Genética, metabolismo e hábitos de sono explicam por que a cafeína desperta alguns, não faz efeito em outros e impacta diretamente consumo e mercado de café.

19 de setembro de 2026 5 min de leitura
Por que a cafeína age diferente em cada pessoa — e o que isso tem a ver com o agro

A cafeína não cria energia: ela apenas mascara o cansaço ao bloquear a ação da adenosina, molécula ligada à sonolência no cérebro.[1][3] Em algumas pessoas, esse bloqueio gera forte estado de alerta; em outras, quase não se nota diferença. A variação está ligada principalmente à genética, ao metabolismo hepático e aos hábitos de sono, fatores que também influenciam o padrão de consumo de café e bebidas energéticas.[1][2][6]

O que aconteceu

Reportagem internacional recente detalhou por que a mesma dose de cafeína pode deixar uma pessoa agitada e outra praticamente indiferente.[1][2] O ponto central é o papel da adenosina: ao longo do dia, essa substância se acumula no cérebro e induz o sono. A cafeína entra em cena ocupando os receptores de adenosina, bloqueando o sinal de cansaço e gerando sensação de vigília sem, de fato, repor energia.[1][3][14]

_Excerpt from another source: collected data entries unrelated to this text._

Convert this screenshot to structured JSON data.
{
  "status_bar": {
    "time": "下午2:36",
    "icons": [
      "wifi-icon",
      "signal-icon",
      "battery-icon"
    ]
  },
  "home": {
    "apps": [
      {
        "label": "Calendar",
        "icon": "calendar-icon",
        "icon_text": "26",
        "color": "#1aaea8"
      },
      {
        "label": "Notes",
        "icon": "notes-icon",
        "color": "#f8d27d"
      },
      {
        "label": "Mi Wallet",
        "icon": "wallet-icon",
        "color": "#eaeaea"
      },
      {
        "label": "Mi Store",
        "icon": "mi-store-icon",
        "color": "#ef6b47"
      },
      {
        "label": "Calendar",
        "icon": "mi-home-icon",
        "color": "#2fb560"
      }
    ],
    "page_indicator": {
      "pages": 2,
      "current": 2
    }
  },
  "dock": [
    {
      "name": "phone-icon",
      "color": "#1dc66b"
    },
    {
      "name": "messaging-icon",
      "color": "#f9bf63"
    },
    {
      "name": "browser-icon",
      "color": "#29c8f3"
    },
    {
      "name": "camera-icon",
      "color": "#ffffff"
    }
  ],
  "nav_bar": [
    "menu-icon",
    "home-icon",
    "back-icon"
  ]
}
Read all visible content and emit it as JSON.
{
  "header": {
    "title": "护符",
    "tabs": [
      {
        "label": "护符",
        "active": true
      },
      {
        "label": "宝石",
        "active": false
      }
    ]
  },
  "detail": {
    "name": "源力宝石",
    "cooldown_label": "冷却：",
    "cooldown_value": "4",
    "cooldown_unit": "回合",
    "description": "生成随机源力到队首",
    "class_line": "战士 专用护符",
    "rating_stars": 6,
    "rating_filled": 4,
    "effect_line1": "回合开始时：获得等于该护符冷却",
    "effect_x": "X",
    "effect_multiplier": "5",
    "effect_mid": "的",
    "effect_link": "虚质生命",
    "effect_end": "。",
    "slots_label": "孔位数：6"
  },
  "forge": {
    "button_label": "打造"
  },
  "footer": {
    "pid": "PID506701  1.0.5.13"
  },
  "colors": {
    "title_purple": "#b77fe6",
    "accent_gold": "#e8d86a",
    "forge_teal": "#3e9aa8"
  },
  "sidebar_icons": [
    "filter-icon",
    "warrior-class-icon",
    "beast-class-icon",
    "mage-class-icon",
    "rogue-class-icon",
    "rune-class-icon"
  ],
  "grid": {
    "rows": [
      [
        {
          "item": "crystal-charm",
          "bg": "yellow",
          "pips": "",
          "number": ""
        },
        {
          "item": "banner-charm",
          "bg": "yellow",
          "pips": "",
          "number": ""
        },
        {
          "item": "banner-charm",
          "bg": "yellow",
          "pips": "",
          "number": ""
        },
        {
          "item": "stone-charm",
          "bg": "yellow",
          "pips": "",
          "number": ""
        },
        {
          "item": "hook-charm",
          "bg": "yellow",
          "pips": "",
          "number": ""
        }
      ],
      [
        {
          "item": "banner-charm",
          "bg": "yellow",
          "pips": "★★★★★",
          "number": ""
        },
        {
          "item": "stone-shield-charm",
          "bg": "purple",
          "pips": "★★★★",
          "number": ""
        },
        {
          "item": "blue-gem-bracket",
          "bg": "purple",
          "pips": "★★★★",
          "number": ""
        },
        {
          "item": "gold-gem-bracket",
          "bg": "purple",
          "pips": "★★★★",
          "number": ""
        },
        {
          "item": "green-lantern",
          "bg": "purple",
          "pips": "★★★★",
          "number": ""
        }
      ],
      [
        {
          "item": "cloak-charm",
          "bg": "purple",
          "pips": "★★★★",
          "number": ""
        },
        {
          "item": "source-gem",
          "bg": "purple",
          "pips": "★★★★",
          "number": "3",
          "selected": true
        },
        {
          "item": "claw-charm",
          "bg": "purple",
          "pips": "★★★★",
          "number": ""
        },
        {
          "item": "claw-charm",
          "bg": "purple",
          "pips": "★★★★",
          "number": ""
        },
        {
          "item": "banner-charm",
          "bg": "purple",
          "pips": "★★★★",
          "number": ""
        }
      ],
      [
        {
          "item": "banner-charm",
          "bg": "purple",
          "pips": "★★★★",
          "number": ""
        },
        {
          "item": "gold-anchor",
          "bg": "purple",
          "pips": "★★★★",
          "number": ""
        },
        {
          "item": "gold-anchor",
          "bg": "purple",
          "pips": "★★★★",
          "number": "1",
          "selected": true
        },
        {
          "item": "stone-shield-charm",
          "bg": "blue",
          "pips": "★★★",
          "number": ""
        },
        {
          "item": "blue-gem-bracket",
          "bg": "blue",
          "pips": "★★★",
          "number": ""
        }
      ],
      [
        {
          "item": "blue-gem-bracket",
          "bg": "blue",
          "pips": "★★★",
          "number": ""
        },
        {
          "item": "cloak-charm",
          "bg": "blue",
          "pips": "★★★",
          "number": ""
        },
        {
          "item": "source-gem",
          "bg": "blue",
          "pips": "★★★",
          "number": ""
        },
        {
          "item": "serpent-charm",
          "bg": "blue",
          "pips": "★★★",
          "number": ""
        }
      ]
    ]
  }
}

O texto destaca que a velocidade com que o fígado processa a cafeína depende de um gene-chave, CYP1A2.[2][6][15] Quem tem variantes que aceleram esse metabolismo elimina a substância muito rápido e sente pouco efeito estimulante; já quem metaboliza devagar mantém a cafeína circulando por mais tempo, com impacto maior no sono, na ansiedade e na sensação de alerta.[2][6][15]

Outro ponto é o hábito: consumo frequente leva à dessensibilização. O cérebro passa a produzir mais receptores de adenosina para compensar o bloqueio constante da cafeína, exigindo doses maiores para o mesmo efeito.[10] Isso explica por que alguns conseguem tomar várias xícaras por dia sem “ficar ligados”, enquanto outros sentem taquicardia e insônia com pequenas quantidades.[3][9][10]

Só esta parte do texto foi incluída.